In preparation for Summer in this series, Leslie Layman, coordinator of the Truman College Child Development Program, will discuss her favorite ideas for taking Math and and other STEAM ideas outside.
When I teach Truman College’s Science and Math for Young Children course, I have the students break into groups, do research about, and then debate the benefits and risks of children’s interactions with nature and technology. Typically both the students on the nature side and on the tech side begin the debate arguing that theirs is the more important subject to teach young children. Through the process of research and debate, we almost always come to the conclusion that young children need both. I want to share some of my ideas about ways to meaningfully integrate the use of technology into outdoor and nature experiences for young children.
It is also my experience that many parents and early childhood professionals are often afraid of using technology with young children.
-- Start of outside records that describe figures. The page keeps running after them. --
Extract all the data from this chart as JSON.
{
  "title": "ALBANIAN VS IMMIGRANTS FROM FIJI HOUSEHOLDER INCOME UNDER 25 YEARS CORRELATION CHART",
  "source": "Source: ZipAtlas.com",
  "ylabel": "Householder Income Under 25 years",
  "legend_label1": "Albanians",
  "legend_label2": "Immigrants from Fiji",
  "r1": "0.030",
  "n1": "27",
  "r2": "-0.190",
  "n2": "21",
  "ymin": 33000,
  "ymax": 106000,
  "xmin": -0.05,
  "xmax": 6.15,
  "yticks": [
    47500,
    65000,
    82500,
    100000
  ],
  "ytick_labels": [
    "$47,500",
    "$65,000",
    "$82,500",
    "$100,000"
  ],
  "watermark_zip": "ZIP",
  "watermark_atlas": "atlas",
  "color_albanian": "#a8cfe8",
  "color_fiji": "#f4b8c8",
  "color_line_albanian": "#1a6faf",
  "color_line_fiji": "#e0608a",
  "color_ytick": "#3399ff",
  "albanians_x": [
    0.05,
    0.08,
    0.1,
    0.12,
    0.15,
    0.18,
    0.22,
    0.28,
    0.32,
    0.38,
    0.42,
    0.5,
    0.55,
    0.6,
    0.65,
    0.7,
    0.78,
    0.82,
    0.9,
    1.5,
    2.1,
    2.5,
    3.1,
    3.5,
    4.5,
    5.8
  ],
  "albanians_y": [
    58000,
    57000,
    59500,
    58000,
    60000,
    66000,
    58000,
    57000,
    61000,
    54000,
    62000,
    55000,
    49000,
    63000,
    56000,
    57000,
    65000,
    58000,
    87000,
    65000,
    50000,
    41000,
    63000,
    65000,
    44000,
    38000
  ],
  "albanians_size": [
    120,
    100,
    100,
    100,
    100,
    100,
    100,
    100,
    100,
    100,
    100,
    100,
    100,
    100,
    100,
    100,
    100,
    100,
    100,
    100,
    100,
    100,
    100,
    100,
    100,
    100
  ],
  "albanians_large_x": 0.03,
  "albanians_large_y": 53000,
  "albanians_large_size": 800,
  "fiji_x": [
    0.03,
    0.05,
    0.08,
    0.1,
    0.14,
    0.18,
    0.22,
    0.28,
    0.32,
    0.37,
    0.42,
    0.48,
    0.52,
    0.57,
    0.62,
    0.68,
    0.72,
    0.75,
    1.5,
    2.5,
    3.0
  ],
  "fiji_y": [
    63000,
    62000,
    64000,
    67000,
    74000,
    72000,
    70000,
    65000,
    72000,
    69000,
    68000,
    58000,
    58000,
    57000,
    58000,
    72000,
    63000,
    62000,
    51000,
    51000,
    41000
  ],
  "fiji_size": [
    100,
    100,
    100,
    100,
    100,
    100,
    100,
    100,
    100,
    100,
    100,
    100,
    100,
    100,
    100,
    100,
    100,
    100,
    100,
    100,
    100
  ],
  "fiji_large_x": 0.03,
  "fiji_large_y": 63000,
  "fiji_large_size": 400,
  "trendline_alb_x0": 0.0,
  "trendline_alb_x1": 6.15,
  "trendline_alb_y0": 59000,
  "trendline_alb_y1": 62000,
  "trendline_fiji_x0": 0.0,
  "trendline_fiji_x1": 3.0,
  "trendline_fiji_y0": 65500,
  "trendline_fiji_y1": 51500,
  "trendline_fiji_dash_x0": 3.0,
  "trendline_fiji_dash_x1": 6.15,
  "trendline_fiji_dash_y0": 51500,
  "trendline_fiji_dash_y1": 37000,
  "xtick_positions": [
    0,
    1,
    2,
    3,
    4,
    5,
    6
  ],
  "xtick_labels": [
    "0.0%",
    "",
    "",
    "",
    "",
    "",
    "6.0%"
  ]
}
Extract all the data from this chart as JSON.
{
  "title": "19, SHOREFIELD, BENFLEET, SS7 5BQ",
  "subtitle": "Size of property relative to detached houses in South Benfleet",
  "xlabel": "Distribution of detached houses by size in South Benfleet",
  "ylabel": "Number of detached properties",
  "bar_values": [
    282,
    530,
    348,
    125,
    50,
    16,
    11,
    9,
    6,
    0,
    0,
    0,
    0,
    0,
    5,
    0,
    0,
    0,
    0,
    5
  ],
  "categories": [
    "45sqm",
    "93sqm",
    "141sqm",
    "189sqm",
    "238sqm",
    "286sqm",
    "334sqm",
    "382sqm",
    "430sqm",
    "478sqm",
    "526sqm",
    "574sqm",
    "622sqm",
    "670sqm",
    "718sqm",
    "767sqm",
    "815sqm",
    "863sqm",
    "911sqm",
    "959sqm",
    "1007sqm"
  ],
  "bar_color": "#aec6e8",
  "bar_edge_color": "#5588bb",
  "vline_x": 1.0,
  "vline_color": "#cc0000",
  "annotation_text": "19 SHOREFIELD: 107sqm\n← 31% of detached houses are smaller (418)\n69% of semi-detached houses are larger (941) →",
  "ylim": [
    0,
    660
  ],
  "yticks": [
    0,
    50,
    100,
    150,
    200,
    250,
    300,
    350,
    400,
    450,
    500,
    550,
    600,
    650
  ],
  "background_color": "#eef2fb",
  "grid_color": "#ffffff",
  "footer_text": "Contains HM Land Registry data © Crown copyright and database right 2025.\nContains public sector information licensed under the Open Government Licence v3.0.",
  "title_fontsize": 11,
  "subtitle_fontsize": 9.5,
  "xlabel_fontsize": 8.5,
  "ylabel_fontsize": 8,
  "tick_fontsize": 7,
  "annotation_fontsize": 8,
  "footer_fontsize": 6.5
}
We are in the midst of a wave of media accusations that technology both delays children’s development; is as addictive as heroin and a panic that our children are not graduating from high school with technological skills that they need for future success. My approach is to think critically about why and with whom the technology is being used and what it might be replacing. Is it being used to support the child or distract them, is it being used to support a relationship, and is it taking the place of something they need for development? I also like to remind people that any object made by humans to make their lives easier is a technology. I love the anecdote that Socrates was against writing because he believed it would prevent people from learning by memorization. See the Erikson TEC Center for reports on the use of media and technology with young children along with other excellent resources.
I love bringing technology and nature together because that is often how technology is used in the real world by engineers, scientists, naturalists, and other professionals. It also allows adults to relax a little about the technology as it is not being used passively or preventing kids from going outside. One of my favorite ideas is to disable the internet and apps on an old, donated phone so that children may use it only for photos and videos. Empower children to document what is interesting to them when they are in nature and to share it with their friends and families. They can make a photo journal or video essay of their experiences outside.
There are also amazing apps that allow you to use the camera on your phone to identify and classify plants and animals. Your phone or tablet becomes a real world research tool that children can use instantly. This is especially enjoyable for children who have a special interest in a particular type of plant, animal, or insect. You can also use technology outside to have your classroom engage in citizen science projects. You can count birds, monitor the stars, and show your children natural images from climates that are both similar to and different than their own. Monkey Bar Collective modifies the idea of GeoCaching to keep children engaged in scavenger hunt activities in zoos, museums, outdoors, and other locations. You can use voice recorder apps to record animal noises, children’s musings, and other outdoor sounds.
It’s also important to remember all of the “low tech” options you have for interacting in nature. Try keeping writing materials outside so that children can keep a nature journal or press their favorite flowers and leaves. Take maps and compasses with you on walks and use them to find your location and get to your destination. Bring clay outside and try to recreate a play structure or sculpt and animal that you see.
I often hear that parents and professionals are worried that if technology is around, children will not interact with each other or play. I believe this is a very valid concern. I think it is important that devices are available only when they are enhancing an experience, and that they are always to be shared, so that using the technology requires a social interaction. I also believe it is important not to use technology as a reward or a punishment, giving it more emotional value than it deserves. The other gentle reminder that I have for adults is to model the behavior that you would like children to use. If you do not want children to use a phone or tablet on the playground as a distraction, than you also may not use them in that way.
Technology can be a powerful tool for increasing interactions with and appreciation of nature when used socially, purposefully, and with moderation.